If professional athletes use performance enhancement drugs, are teenagers and ametuer athletes more apt to dope and use PEDs? Yes. Many professional athletes in modern day serve as role models to younger athletes who want to pursue their dream of becoming a professional. Whether it be Ronaldo in the soccer world, James LeBron in the basketball world, Tom Brady in the football world, or any other professional figure, young athletes aspire to follow their dreams and become just like their role models. However, if doping and the usage of PEDs were to become legalized, it will become much more common among professional athletes. As a result, more younger athletes will want to dope and use PEDs to enhance their athletic performance. Thus, not only will the legalization affect the health and competition in professional sports, but will have the same results in ametuer and high school sports as well.

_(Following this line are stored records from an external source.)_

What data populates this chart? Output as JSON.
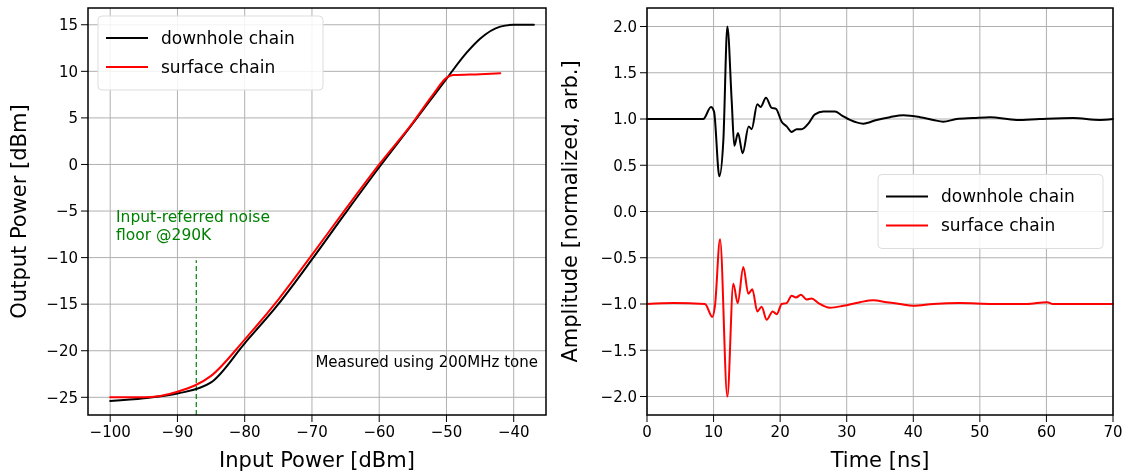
{
  "chart_data": [
    {
      "type": "line",
      "xlabel": "Input Power [dBm]",
      "ylabel": "Output Power [dBm]",
      "xlim": [
        -103.3,
        -35.2
      ],
      "ylim": [
        -26.9,
        16.8
      ],
      "xticks": [
        {
          "value": -100,
          "label": "−100"
        },
        {
          "value": -90,
          "label": "−90"
        },
        {
          "value": -80,
          "label": "−80"
        },
        {
          "value": -70,
          "label": "−70"
        },
        {
          "value": -60,
          "label": "−60"
        },
        {
          "value": -50,
          "label": "−50"
        },
        {
          "value": -40,
          "label": "−40"
        }
      ],
      "yticks": [
        {
          "value": -25,
          "label": "−25"
        },
        {
          "value": -20,
          "label": "−20"
        },
        {
          "value": -15,
          "label": "−15"
        },
        {
          "value": -10,
          "label": "−10"
        },
        {
          "value": -5,
          "label": "−5"
        },
        0,
        5,
        10,
        15
      ],
      "grid": true,
      "legend": "top left",
      "line_style": "solid",
      "series": [
        {
          "name": "downhole chain",
          "color": "#000000",
          "x": [
            -100,
            -95,
            -90,
            -85,
            -80,
            -75,
            -70,
            -65,
            -60,
            -55,
            -50,
            -47,
            -45,
            -42,
            -40,
            -37
          ],
          "values": [
            -25.4,
            -25.1,
            -24.6,
            -23.4,
            -19.2,
            -15.0,
            -10.2,
            -5.2,
            -0.3,
            4.4,
            9.2,
            12.0,
            13.5,
            14.8,
            15.0,
            15.0
          ]
        },
        {
          "name": "surface chain",
          "color": "#ff0000",
          "x": [
            -100,
            -95,
            -90,
            -85,
            -80,
            -75,
            -70,
            -65,
            -60,
            -55,
            -52,
            -50,
            -49,
            -45,
            -42
          ],
          "values": [
            -25.0,
            -25.0,
            -24.4,
            -22.7,
            -18.8,
            -14.5,
            -9.7,
            -4.8,
            0.0,
            4.5,
            7.5,
            9.3,
            9.6,
            9.7,
            9.8
          ]
        }
      ],
      "ref_lines": [
        {
          "axis": "x",
          "value": -87.2,
          "label": "Input-referred noise floor @290K",
          "color": "#008000",
          "line_style": "dashed"
        }
      ],
      "annotations": [
        "Measured using 200MHz tone"
      ]
    },
    {
      "type": "line",
      "xlabel": "Time [ns]",
      "ylabel": "Amplitude [normalized, arb.]",
      "xlim": [
        0,
        70
      ],
      "ylim": [
        -2.2,
        2.2
      ],
      "xticks": [
        0,
        10,
        20,
        30,
        40,
        50,
        60,
        70
      ],
      "yticks": [
        {
          "value": -2,
          "label": "−2.0"
        },
        {
          "value": -1.5,
          "label": "−1.5"
        },
        {
          "value": -1,
          "label": "−1.0"
        },
        {
          "value": -0.5,
          "label": "−0.5"
        },
        {
          "value": 0,
          "label": "0.0"
        },
        {
          "value": 0.5,
          "label": "0.5"
        },
        {
          "value": 1,
          "label": "1.0"
        },
        {
          "value": 1.5,
          "label": "1.5"
        },
        {
          "value": 2,
          "label": "2.0"
        }
      ],
      "grid": true,
      "legend": "right",
      "line_style": "solid",
      "series": [
        {
          "name": "downhole chain",
          "color": "#000000",
          "x": [
            0,
            8.46,
            9.61,
            10.07,
            10.87,
            11.47,
            12.07,
            12.72,
            13.12,
            13.67,
            14.37,
            15.27,
            15.72,
            16.57,
            17.07,
            17.87,
            18.73,
            19.38,
            20.23,
            20.98,
            21.73,
            22.48,
            23.23,
            24.23,
            25.23,
            26.49,
            28.24,
            29.24,
            30.49,
            32.5,
            34.5,
            36.5,
            38.5,
            41,
            43,
            44.5,
            46.5,
            49,
            51.5,
            55.5,
            59,
            64,
            68,
            70
          ],
          "values": [
            1.0,
            1.0,
            1.13,
            1.08,
            0.38,
            0.77,
            2.0,
            1.2,
            0.71,
            0.85,
            0.63,
            0.92,
            0.89,
            1.16,
            1.13,
            1.23,
            1.12,
            1.11,
            0.97,
            0.92,
            0.86,
            0.89,
            0.89,
            0.95,
            1.05,
            1.08,
            1.08,
            1.04,
            0.99,
            0.95,
            0.99,
            1.02,
            1.04,
            1.02,
            0.99,
            0.97,
            1.0,
            1.01,
            1.02,
            0.99,
            1.0,
            1.01,
            0.99,
            1.0
          ]
        },
        {
          "name": "surface chain",
          "color": "#ff0000",
          "x": [
            0,
            3.97,
            8.71,
            9.81,
            10.21,
            10.97,
            12.07,
            12.97,
            13.62,
            14.47,
            15.22,
            15.82,
            16.57,
            17.22,
            17.97,
            18.88,
            19.48,
            20.23,
            20.98,
            21.73,
            22.38,
            23.13,
            23.98,
            24.73,
            25.74,
            27.49,
            29.49,
            32,
            34,
            36,
            38,
            40,
            43,
            47,
            52,
            57,
            60.1,
            61,
            65,
            70
          ],
          "values": [
            -1.0,
            -0.99,
            -1.0,
            -1.14,
            -1.02,
            -0.3,
            -2.0,
            -0.78,
            -0.99,
            -0.6,
            -0.89,
            -0.84,
            -1.08,
            -1.03,
            -1.17,
            -1.08,
            -1.11,
            -1.0,
            -0.99,
            -0.91,
            -0.93,
            -0.9,
            -0.95,
            -0.94,
            -0.99,
            -1.04,
            -1.02,
            -0.98,
            -0.96,
            -0.98,
            -1.0,
            -1.02,
            -1.0,
            -0.99,
            -1.0,
            -1.0,
            -0.98,
            -1.0,
            -1.0,
            -1.0
          ]
        }
      ]
    }
  ]
}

However, despite anti-doping laws and regulations, there still are professional, college, and high school athletes using PEDs and doping to gain an unfair advantage today. Despite strict laws that prohibit the usage of many PEDs and doping, many athletes are still seeking an advantage. In fact, according to the World Anti-Doping Agency in a report to BBC in 2015, more than 10% of all elite athletes could be using PEDs. However, Sports Medicine reported back an even higher estimate placed at 15%-39% of all elite athletes. Thus, something needs to be done to bring these rates down. Adhering to the ban on PEDs and doping and enforcing stricter rules would aid in reducing these numbers. In addition, more frequent blood and urine tests need to be implemented for athletes both at the professional level and amateurs. By doing so, people will have to stop doping and using these drugs to refrain from being caught. Also, by implementing stricter rules on doping, athletes are less likely to do it and less likely to find what they need. Thus, there are methods in which to reduce the rates of elite athletes doping and using PEDs to gain and unfair advantage.

To conclude, by legalizing PEDs and doping, more athletes will have an unfair advantage and be at a higher risk for a multitude of negative impacts from the drugs. In addition, doping and PED usage will be more common among younger athletes. Therefore, for the sake of all athletes health and for the sake of the game, PEDs and doping should be prohibited and stricter laws should be enforced to protect others from these drugs.